More than three years after Crystal Mountain filed its application with the Workers’ Compensation Appeal Tribunal, the court ruled last month that Gourlay should be considered a “worker” and that his “injuries arose out of and in the course of his employment within the tort provisions of the Act.”

Gourlay, meanwhile, opposed Crystal Mountain’s application to WCAT, arguing that he was a volunteer ski patroller who should not be covered by Workers Compensation Act compensation.
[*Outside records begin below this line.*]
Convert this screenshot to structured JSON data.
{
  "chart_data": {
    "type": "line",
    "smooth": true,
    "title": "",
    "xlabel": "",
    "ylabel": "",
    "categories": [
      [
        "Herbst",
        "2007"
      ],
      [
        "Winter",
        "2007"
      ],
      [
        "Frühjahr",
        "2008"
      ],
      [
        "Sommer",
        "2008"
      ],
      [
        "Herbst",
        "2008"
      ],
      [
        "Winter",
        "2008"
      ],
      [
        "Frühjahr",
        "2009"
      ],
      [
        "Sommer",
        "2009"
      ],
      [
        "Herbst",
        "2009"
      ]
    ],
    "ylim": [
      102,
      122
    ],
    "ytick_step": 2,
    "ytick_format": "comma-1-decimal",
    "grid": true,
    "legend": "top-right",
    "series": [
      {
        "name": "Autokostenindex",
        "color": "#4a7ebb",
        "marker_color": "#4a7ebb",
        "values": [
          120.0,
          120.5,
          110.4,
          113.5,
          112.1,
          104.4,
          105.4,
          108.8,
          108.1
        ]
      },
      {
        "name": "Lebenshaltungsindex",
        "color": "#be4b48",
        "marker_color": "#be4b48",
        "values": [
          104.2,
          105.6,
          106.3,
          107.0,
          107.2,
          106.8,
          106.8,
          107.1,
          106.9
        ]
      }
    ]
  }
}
It’s not clear why Gourlay took this stance on the application, having first applied for WorkSafeBC coverage before filing his lawsuit, but Gourlay likely won’t be able to pursue his lawsuit against Crystal Mountain now that he entitled to compensation through WorkSafe.

Gourlay’s attorney, Vahan Ishkanian, told Castanet he was unable to discuss the case as it is “before the courts.”

In its decision, WCAT noted that Gourlay received a season pass in exchange for nine ski patrol shifts during the 2013/14 season, which was worth $449 or $695 depending on when the pass was purchased.

“Although the value of the season lift pass, calculated on the basis of the number of hours the plaintiff had committed to work, was less than the minimum wage, I do not see the value of the lift pass as insignificant,” wrote Guy Riecken, deputy director. chairman go WCAT in its decision.

“I conclude that the plaintiff’s provision of ski patrol services was part of Crystal Mountain’s business organization and that the operational routines of the relationship between the plaintiff and Crystal Mountain were more consistent with employment than with volunteer work.”